The makers of "Star Wars" are trying to claim an Internet domain name held by a 31-year-old Web designer and programmer.

A Web designer from Vermont may need more than the Force to fight off a challenge for an Internet domain name.

Lucasfilm, the production company responsible for the phenomenally successful "Star Wars" series, is trying to claim an Internet domain name held by Steve Mount, a 31-year-old Web designer and programmer.

Mount, from Williston, Vt., received a letter this week from Lucasfilm lawyers asking that he relinquish the domain Tatooine.com. Tatooine was the fictional desert planet where "Star Wars" character Luke Skywalker was raised.

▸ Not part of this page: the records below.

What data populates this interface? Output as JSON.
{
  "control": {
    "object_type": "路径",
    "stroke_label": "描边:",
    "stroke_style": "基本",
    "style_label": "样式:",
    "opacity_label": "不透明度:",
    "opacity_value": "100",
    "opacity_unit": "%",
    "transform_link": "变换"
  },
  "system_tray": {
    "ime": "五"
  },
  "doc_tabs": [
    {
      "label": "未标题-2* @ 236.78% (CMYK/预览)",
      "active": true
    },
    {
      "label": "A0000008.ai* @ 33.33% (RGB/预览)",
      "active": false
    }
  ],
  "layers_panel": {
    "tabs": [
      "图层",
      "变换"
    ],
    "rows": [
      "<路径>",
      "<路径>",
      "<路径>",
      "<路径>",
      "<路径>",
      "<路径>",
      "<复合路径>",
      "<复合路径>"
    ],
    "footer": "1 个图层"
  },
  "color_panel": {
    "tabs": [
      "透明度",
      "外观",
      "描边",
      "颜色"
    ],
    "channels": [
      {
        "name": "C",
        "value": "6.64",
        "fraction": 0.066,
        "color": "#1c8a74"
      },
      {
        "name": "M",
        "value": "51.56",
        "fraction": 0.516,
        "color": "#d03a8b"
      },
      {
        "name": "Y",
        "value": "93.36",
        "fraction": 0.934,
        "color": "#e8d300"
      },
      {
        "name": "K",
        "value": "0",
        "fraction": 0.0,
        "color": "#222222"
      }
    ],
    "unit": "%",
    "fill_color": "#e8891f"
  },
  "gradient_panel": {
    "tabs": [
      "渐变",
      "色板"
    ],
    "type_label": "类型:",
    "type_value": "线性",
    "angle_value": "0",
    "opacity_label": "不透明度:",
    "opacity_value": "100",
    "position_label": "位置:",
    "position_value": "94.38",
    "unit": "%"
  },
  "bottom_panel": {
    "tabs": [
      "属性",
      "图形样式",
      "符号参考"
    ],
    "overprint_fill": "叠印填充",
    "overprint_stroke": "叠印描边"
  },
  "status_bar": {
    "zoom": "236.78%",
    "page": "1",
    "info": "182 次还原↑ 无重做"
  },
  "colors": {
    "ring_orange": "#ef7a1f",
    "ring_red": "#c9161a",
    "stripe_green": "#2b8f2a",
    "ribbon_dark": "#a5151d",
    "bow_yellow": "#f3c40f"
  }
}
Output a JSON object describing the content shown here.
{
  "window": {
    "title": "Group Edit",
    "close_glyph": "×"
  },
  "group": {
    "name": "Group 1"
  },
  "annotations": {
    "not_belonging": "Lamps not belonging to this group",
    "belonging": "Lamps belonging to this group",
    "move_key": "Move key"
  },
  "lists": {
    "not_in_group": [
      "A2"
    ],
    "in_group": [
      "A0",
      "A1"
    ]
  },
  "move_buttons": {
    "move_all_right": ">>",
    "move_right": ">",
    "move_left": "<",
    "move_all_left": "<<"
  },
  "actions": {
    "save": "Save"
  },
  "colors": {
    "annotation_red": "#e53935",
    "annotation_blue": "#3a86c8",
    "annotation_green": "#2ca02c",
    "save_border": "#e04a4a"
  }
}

Lucasfilm today confirmed it is trying to gain ownership of the domain name from Mount.

"This is not at all unusual…We send many cease-and-desist letters to people using domain names that are our registered trademark properties," company spokeswoman Jeanne Cole said. "We vigorously protect our trademarks."

The letter, which Mount gave to CNET News.com, explains that Mount's use of the domain name "dilutes the distinctive quality" of the "Star Wars" trademark. The company goes on to demand that Mount "immediately abandon use of the domain name…and transfer the domain name to Lucasfilm."

Mount registered the domain Tatooine.com in 1997, and he uses the page to post photographs and advertisements for his programming and Web design services. He said that he does not sell and does not plan to sell any "Star Wars"-related material on his site.

"When the letter came, my heart started pounding," Mount said. "This is the kind of thing I expected the first couple of months after I registered the domain name in 1997."

Recent laws have made it harder for cybersquatters to benefit from buying trademarked or other domain names and selling them for profit.

Yet Mount said the issue isn't about cybersquatting. "I am not parked on a domain name just waiting for Lucasfilm to come along to offer me money," said Mount. "I have been actively using the site since I registered it."

Last November, Barry Diller, chief executive of USA Networks, won a judgment against a company that was trying sell Barrydiller.com for $10 million.

One case still pending in California pits Nissan Computer against Nissan Motor. The car manufacturer has filed action against the computer firm to gain control of the domains "Nissan.com" and "Nissan.net." This case has an interesting twist, however, as North Carolina-based Nissan Computer has held a registered trademark for its name since 1991.

"It is well established that only the owner of a trademark may use that mark as a domain name," David Anderman, Lucasfilm's associate director of business affairs, wrote in the letter to Mount.

Mount said he has yet to decide whether to challenge Lucasfilm or ask them to simply reimburse him for fees paid for the domain over the past three years, plus the cost to establish a new domain for his business. Not including a new domain registration, Mount estimated it would cost Lucasfilm about $2,500--about 50 hours of work at $50 per hour---Mount's typical design and programming rate.

"With the resources they have, I anticipate that I will get the short end of the stick at some point," said Mount. "I am under no illusion that I will be able to fight them if it came to that."